An arbitrary ONNX file still tells you a great deal if you read it carefully. The graph's tensor shapes, its operator histogram, and its declared inputs and outputs are enough to make a confident guess at the task. An input shaped like a batch of three-channel images feeding a convolutional stack that ends in a flat vector of logits is a classifier; a box-like output with thousands of anchors is a detector; a small feature vector in and a few classes out is tabular; integer token inputs are a sequence model. From the inferred task, you can synthesize a valid input and get a baseline prediction, all before running a single attack.

You cannot assume gradient access on a model you were handed. So the test battery has to work without it.

Why gradient-free attacks are the right default

This is where the black-box literature earns its keep. Score-based attacks like Square Attack (Andriushchenko et al., 2020) use random search over structured perturbations and require only the model's output scores, no gradients, no differentiability, and notably no vulnerability to gradient masking, the failure mode that has quietly invalidated many published white-box evaluations. Decision-based methods like HopSkipJump go further, needing only the final label. Because these attacks treat the model as an oracle, they run against an arbitrary ONNX session with no assumptions about its internals.

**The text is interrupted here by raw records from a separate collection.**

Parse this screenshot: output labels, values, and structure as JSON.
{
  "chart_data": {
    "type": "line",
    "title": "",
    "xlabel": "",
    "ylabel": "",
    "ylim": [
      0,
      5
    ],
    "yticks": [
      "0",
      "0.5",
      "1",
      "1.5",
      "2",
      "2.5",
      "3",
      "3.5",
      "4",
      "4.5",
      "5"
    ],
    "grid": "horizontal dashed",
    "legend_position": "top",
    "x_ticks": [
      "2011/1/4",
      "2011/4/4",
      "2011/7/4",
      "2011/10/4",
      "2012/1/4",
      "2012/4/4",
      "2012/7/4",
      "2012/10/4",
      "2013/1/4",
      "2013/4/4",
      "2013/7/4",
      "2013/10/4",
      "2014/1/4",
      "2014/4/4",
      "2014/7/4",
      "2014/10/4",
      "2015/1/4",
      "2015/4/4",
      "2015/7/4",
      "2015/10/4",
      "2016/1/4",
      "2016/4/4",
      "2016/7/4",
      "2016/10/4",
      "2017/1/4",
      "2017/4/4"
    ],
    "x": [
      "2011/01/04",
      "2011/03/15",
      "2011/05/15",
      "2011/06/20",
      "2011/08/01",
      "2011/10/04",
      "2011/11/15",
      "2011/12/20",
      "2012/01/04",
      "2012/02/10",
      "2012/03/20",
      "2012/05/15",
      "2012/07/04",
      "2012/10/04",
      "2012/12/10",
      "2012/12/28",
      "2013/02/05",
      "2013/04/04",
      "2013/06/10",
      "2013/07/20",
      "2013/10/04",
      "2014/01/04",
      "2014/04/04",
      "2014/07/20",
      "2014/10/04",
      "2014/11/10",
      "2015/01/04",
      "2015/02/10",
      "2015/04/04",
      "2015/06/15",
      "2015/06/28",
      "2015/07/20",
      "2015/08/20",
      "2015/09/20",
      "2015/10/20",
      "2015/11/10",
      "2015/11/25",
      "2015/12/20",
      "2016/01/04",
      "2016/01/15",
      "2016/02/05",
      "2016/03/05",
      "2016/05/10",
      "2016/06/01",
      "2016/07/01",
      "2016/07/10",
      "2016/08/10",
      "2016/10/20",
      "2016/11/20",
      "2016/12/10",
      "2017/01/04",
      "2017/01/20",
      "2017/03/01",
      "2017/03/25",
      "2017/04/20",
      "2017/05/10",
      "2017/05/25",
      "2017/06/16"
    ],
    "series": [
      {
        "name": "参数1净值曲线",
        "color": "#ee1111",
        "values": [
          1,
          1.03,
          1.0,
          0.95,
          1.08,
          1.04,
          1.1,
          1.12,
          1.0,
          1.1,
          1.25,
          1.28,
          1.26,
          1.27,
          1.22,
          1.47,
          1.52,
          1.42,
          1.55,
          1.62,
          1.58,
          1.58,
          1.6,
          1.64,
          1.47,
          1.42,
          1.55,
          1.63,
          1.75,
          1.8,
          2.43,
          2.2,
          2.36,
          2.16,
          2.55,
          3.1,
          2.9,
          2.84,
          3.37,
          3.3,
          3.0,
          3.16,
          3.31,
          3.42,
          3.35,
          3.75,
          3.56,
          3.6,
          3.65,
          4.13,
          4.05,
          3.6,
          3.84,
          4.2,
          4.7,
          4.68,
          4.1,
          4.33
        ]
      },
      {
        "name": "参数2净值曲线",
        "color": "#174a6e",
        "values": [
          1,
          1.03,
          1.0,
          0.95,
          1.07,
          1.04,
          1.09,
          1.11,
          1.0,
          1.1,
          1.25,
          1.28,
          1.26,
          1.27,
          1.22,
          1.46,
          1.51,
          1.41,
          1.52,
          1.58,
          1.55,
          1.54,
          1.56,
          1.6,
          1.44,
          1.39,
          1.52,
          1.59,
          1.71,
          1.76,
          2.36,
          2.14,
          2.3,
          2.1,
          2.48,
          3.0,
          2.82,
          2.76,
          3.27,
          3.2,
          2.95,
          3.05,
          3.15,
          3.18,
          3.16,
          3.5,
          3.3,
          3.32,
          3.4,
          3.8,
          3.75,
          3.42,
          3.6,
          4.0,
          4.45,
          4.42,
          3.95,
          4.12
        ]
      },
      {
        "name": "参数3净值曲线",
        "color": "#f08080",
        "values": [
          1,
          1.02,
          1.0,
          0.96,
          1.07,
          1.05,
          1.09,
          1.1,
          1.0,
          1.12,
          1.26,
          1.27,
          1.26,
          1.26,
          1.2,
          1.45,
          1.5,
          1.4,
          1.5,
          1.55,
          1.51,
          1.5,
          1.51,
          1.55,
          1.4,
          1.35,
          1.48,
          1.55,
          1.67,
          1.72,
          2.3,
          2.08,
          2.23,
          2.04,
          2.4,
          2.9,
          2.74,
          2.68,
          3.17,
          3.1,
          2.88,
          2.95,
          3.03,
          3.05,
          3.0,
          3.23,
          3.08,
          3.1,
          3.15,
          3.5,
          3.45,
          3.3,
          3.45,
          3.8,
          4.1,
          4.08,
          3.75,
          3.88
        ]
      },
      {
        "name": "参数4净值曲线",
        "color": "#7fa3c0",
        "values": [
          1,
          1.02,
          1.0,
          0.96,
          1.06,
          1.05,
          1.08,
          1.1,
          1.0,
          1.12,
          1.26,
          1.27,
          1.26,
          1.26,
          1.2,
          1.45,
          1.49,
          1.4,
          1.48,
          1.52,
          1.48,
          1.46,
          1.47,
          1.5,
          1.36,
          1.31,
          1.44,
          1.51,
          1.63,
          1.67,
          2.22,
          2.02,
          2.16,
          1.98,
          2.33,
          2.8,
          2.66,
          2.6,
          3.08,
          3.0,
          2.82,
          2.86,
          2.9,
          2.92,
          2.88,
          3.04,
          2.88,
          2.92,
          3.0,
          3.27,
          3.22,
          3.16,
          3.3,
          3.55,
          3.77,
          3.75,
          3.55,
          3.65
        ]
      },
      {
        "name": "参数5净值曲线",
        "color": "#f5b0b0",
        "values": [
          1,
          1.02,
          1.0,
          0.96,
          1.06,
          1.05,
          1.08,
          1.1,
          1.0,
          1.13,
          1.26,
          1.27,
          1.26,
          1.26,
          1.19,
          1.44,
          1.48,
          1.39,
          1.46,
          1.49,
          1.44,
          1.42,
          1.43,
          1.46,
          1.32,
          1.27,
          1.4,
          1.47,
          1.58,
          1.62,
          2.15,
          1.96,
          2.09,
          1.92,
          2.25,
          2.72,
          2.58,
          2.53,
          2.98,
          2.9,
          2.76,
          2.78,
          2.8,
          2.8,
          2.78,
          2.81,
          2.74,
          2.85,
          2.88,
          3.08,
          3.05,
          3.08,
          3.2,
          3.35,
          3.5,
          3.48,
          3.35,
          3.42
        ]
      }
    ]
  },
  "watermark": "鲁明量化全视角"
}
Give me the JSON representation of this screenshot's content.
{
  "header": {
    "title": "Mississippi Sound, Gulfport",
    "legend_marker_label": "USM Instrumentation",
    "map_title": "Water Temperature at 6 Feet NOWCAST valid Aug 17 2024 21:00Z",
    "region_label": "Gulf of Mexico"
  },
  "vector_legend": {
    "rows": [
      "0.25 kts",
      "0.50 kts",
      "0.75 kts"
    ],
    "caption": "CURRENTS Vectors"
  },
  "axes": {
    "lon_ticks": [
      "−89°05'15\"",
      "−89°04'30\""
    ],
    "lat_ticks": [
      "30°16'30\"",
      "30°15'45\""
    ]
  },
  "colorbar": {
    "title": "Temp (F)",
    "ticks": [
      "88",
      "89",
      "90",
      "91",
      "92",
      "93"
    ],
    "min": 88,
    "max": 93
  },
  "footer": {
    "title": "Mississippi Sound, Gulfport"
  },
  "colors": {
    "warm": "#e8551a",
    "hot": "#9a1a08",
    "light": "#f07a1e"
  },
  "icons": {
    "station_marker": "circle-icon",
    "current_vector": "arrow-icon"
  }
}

That property is what makes an autonomous battery possible. Mirage's ONNX autopilot introspects the file, classifies the task, synthesizes an input, and then runs a forward-pass-only sequence: a noise-robustness sweep across an increasing perturbation budget, a score-based random search for a minimal evasion, and, when the estimator is available, a genuine Square Attack. Every finding is tagged with the corresponding MITRE ATLAS technique, so a result is not just a number but a named adversary behavior a security team can reason about.

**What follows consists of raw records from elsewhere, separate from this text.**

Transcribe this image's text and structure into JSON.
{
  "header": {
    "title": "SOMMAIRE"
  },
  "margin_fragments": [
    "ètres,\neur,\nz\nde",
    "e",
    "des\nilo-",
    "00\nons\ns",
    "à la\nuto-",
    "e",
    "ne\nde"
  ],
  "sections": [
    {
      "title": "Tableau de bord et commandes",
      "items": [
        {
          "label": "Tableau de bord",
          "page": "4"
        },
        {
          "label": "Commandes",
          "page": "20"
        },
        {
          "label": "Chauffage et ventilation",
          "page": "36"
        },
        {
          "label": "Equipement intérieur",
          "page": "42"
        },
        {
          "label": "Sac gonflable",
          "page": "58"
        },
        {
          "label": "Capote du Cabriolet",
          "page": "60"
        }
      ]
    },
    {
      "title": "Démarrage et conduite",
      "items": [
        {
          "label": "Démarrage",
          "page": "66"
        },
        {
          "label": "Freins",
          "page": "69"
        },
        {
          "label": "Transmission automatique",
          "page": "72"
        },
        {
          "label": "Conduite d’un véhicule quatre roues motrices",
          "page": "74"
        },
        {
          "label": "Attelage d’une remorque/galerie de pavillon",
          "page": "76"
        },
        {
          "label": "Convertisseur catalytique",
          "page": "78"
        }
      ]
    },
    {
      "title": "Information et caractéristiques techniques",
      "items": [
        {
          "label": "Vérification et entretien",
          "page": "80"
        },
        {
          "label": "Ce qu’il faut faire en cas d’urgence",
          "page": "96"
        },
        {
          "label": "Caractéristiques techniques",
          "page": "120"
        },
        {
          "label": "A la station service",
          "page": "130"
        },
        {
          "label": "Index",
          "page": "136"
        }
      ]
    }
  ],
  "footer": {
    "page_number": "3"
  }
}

What it does and doesn't tell you

A gradient-free first pass is exactly that, a first pass. It establishes whether a model is trivially fragile and quantifies how fragile, within a query budget, without any cooperation from the model owner. It is the fast, honest triage step. Deeper white-box analysis follows when you have the access to do it. But the triage is what turns 'we have a model and no idea if it's robust' into a concrete, prioritized starting point.

References

  1. [1]Andriushchenko, Croce, Flammarion & Hein (2020). Square Attack: a query-efficient black-box adversarial attack via random search. ECCV.
  2. [2]Chen, Jordan & Wainwright (2020). HopSkipJumpAttack: A Query-Efficient Decision-Based Attack. IEEE S&P.
  3. [3]Croce & Hein (2020). Reliable Evaluation of Adversarial Robustness with an Ensemble of Diverse Parameter-free Attacks (AutoAttack). ICML.
  4. [4]MITRE (2024). ATLAS: Adversarial Threat Landscape for Artificial-Intelligence Systems. MITRE.